I require little of myself, other than to eat and breathe and spend time with my wife. In other words, I am a slacker, a retiree with few demands on his time. I am a man with few concerns to tax his brain. But I do require one thing that, even absent other demands, can be burdensome. I require of myself that I write at least two simple blog posts each morning.
How can such a modest obligation become oppressive? Well, to be honest, oppressive is too strong a word. For, you see, my commitment is casual and facile. But, still, I sometimes allow myself to be overwhelmed by it. I think to myself, “my brain is not functioning as well as it should for me to write creatively,” which gives rise to a mild sense of panic that I won’t meet my obligation to write just two little pieces. And, then, I try to write something, but what drips from my fingers is dull, distorted, incoherent nonsense. I quickly conclude that I have written all I will ever write; my creativity is spent and no matter how hard I wish for it to return, it will never come back to me. Life, as I have come to know it, is behind me.
Generally, though, when I look again at my dull, distorted, incoherent nonsense, I can see the seed of an idea that might bear further exploration. And so I examine it more closely, more carefully. I assess it and realize the idea may be a start, just a start, to something I might later develop into a story. And so I begin writing, urging the idea to break through its boundaries and expand into the empty space around it.
It’s a bit like cracking an egg; once that hard shell protecting what’s inside is sufficiently broken, the white and the yolk spill out, unconstrained. Once it is released from barriers, there is no telling where it will go; it goes where it will. So it is with ideas. Chip away at the carapace surrounding them and they tend to finally burst forth and blossom.
Many of my daily posts contain the roots of ideas that I have nurtured just enough so they can stand without crashing down. They are seedlings with the potential to flourish with cultivation. Occasionally, I retrieve some of those seedlings and give them the care they need to grow into more than vignettes. In fact, many days I return to something I’ve written before, using it as a foundation. I take that germ of an idea and add to it, allowing it to grow of its own accord. Several short stories I’ve written have emerged later from my daily posts.

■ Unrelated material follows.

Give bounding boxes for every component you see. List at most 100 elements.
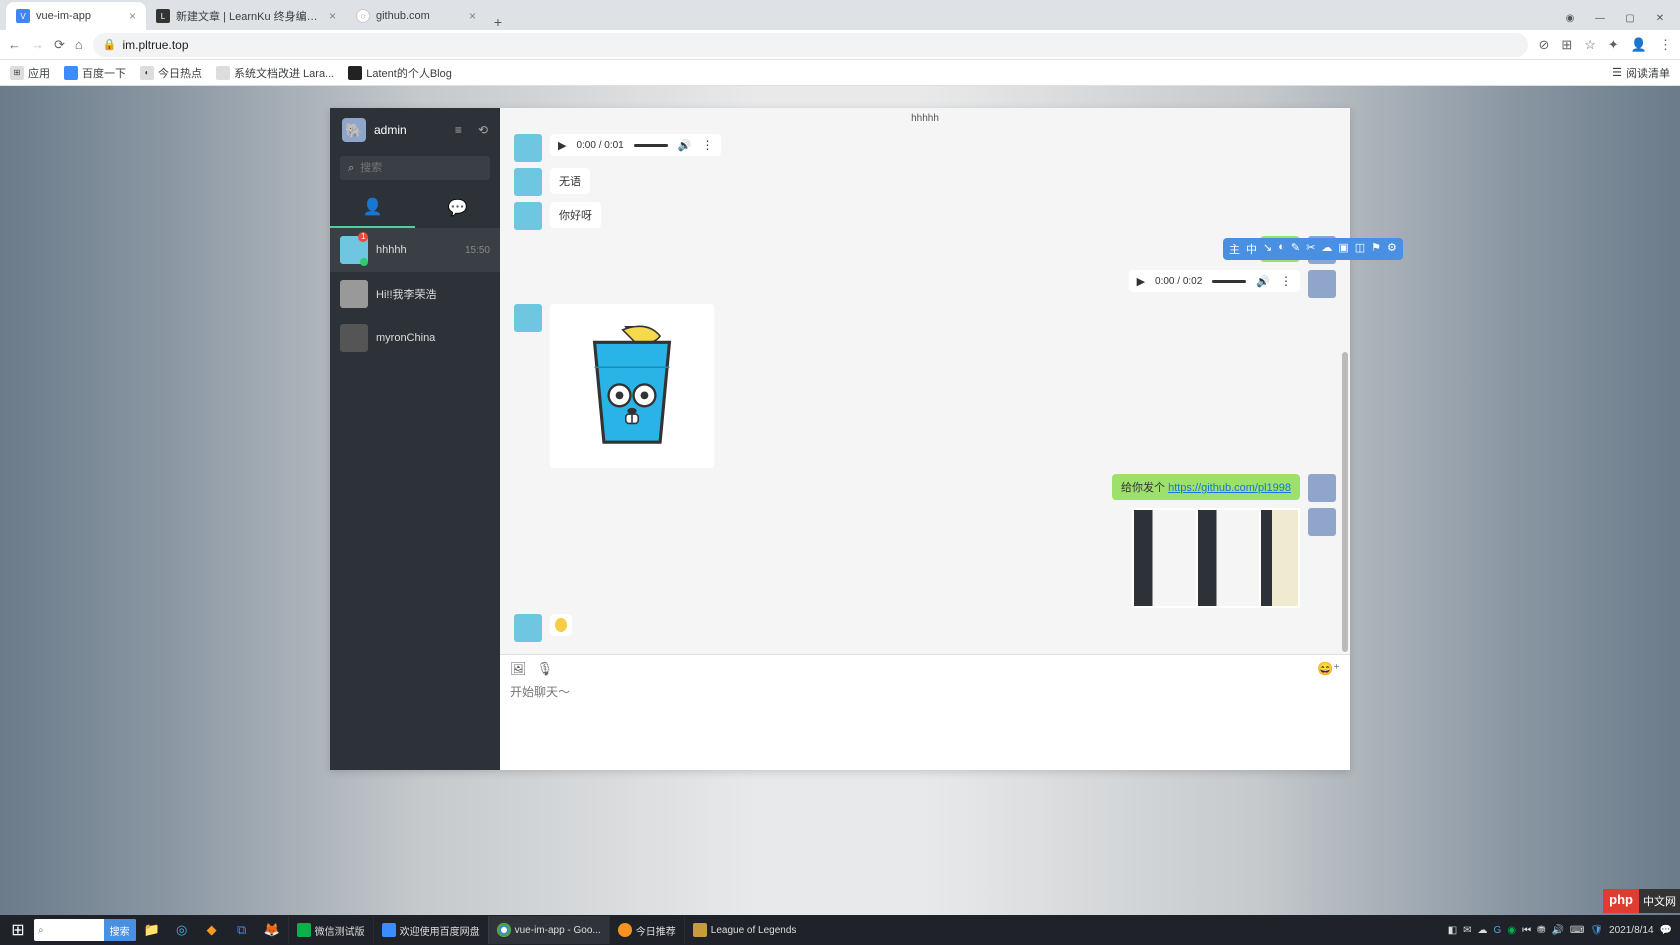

I consider everything I’ve written to be fodder for spurring more writing. Every story, every rumination, every incomplete vignette is fuel.
On those days when I question whether my commitment to writing at least two posts a day is worthwhile or I question whether it will bear fruit, my ultimate answer is that the worth and the fruits of my slacker’s labors are right in front of me.
Though I don’t require much of myself, the little I do require is enough. For now.